DX 9 deviates, because for GPUs, the "assembly" is the GPU "microcode". The question for DX 9 HLSL and LLSL is whether IHVs can optimize for their closest profile output from the HLSL expressed in the LLSL to their GPU "assembly". If you consider the LLSL the lowest level, I think you're removing optimization opportunities of the subtlety level you're indicating.

It's not clear to me what general-case and intra-hardware optimizations can be exposed by one benchmark. Currently, the prominent hardware performance issues don't seem to fit your example AFAICS: the prominent hardware issues depend on running a different benchmark (i.e., not floating point) and/or limitation of utilization of factors that are already known and can be expressed in the LLSL (register usage, texture ops) by the HLSL.


However, things could possibly be otherwise.

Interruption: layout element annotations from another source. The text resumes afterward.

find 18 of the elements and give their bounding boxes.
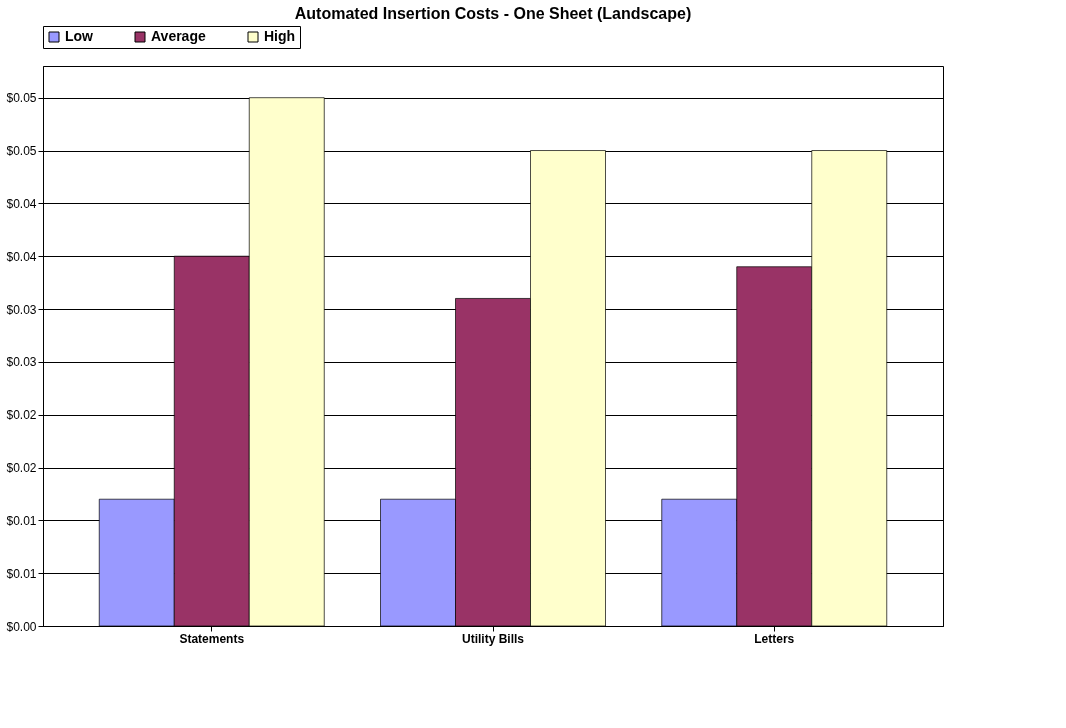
y-tick-label: $0.01 (6, 566, 37, 581)
y-tick-label: $0.04 (6, 196, 37, 211)
x-tick-label: Statements (179, 631, 245, 646)
chart-title: Automated Insertion Costs - One Sheet (Landscape) (294, 4, 692, 22)
x-tick-label: Letters (754, 631, 795, 646)
y-tick-label: $0.02 (6, 408, 37, 423)
legend-label: High (264, 28, 296, 44)
legend-label: Low (65, 28, 94, 44)
y-tick-label: $0.02 (6, 461, 37, 476)
y-tick-label: $0.03 (6, 355, 37, 370)
x-tick-label: Utility Bills (461, 631, 525, 646)
y-tick-label: $0.05 (6, 144, 37, 159)
y-tick-label: $0.00 (6, 619, 37, 634)
legend-label: Average (151, 28, 206, 44)
y-tick-label: $0.04 (6, 249, 37, 264)
y-tick-label: $0.03 (6, 302, 37, 317)
y-tick-label: $0.01 (6, 513, 37, 528)
y-tick-label: $0.05 (6, 91, 37, 106)
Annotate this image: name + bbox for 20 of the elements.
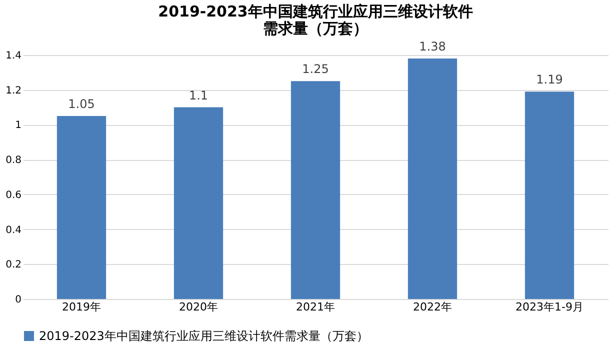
x-tick-label: 2019年 xyxy=(62,300,101,314)
y-tick-label: 0.4 xyxy=(6,224,22,236)
data-label: 1.38 xyxy=(419,39,446,54)
y-tick-label: 0.8 xyxy=(6,155,22,166)
data-label: 1.25 xyxy=(302,62,329,76)
y-tick-label: 0 xyxy=(15,294,22,306)
y-tick-label: 1 xyxy=(15,120,22,132)
y-tick-label: 0.6 xyxy=(6,190,22,201)
y-tick-label: 0.2 xyxy=(6,260,22,271)
data-label: 1.1 xyxy=(188,88,208,102)
y-tick-label: 1.4 xyxy=(6,50,22,62)
x-tick-label: 2021年 xyxy=(296,300,335,314)
y-tick-label: 1.2 xyxy=(6,85,22,96)
x-tick-label: 2022年 xyxy=(413,300,452,314)
chart-title: 2019-2023年中国建筑行业应用三维设计软件需求量（万套） xyxy=(158,2,473,38)
data-label: 1.19 xyxy=(536,72,563,87)
data-label: 1.05 xyxy=(68,97,95,111)
x-tick-label: 2023年1-9月 xyxy=(516,300,584,314)
x-tick-label: 2020年 xyxy=(179,300,218,314)
legend-label: 2019-2023年中国建筑行业应用三维设计软件需求量（万套） xyxy=(39,329,368,343)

If/when that happens, either: the HLSL and LLSL would have to adapt, the IHV LLSL optimization ability would have to adapt, or we have to discuss a different model.

The closest existing functional parallel to your model is Cg for nVidia hardware in OpenGL using the nVidia extension. What is different is that the party maintaining the "benchmark" is also a competitor in the benchmark, and usage of it would depend on that changing, and also would depend on OpenGL continuing its extension model to continue exposing the optimizations.
This seems to me to say that, for shaders, subtle distinctions like what you propose either don't exist (if LLSL is your "assembly"...since benchmarks already use assembly), or aren't likely to be universally applicable (if GPU microcode is your "assembly"). The optimizations achieved would be extension and GPU specific.

Assuming you don't necessarily mean LLSL expression as your assembly, the best form of the benchmark you describe, to me, looks like GLslang, which goes from high level -> GPU microcode under IHV control.
The big deviation is that IHVs won't share, and have no reason to share, their optimizations, though it would indeed be informative if they all could agree to your stipulation and learn from each other. But, I think not sharing is unavoidable when trying to fit your parallel for GPUs and shaders, because the type of subtle distinction you describe depends on unique features in hardware. If you stuck to the LLSL usage, IHVs would still have reason to have hidden optimizations in translating the LLSL, and I'm not sure what new universally applicable optimizations would be exposed by your model.

...

Barring a failure to understand something you meant to convey (there should be plenty of opportunities to clarify where I'm going wrong above if that is the case), it seems to me that your example is more applicable to other things, like shadowing techniques, etc., but in that case, a new benchmark would have to be written for each new focus of exposure.

Also, it seems to me that we sort of have that already with conferences, papers on techniques, and source code for demos, etc., with input from general developers and IHVs alike. Your model would be a formalization of this, along with a standard method of comparison, and an avenue of constant growth and adaptation, but not as general as I understood you to mean.

Am I missing something, or misunderstanding?

 

Sorry Doomtrooper, I couldn't help but pull this one back up

Tim Sweeney:

We optimize our games to run on popular hardware because it pleases our customers. We partner with NVidia on their "The Way It's Meant To Be Played" marketing program because it helps achieve our mutual business and marketing goals.

Just trying to give you a hard time.

 

Define popular, most sold or most gabbed about?

 

Is it hard to reverse compile a driver and look for shader subsititution code triggered by a popular benchmark name or a specific commonly used demo name in the symbol table to detect driver optimisations?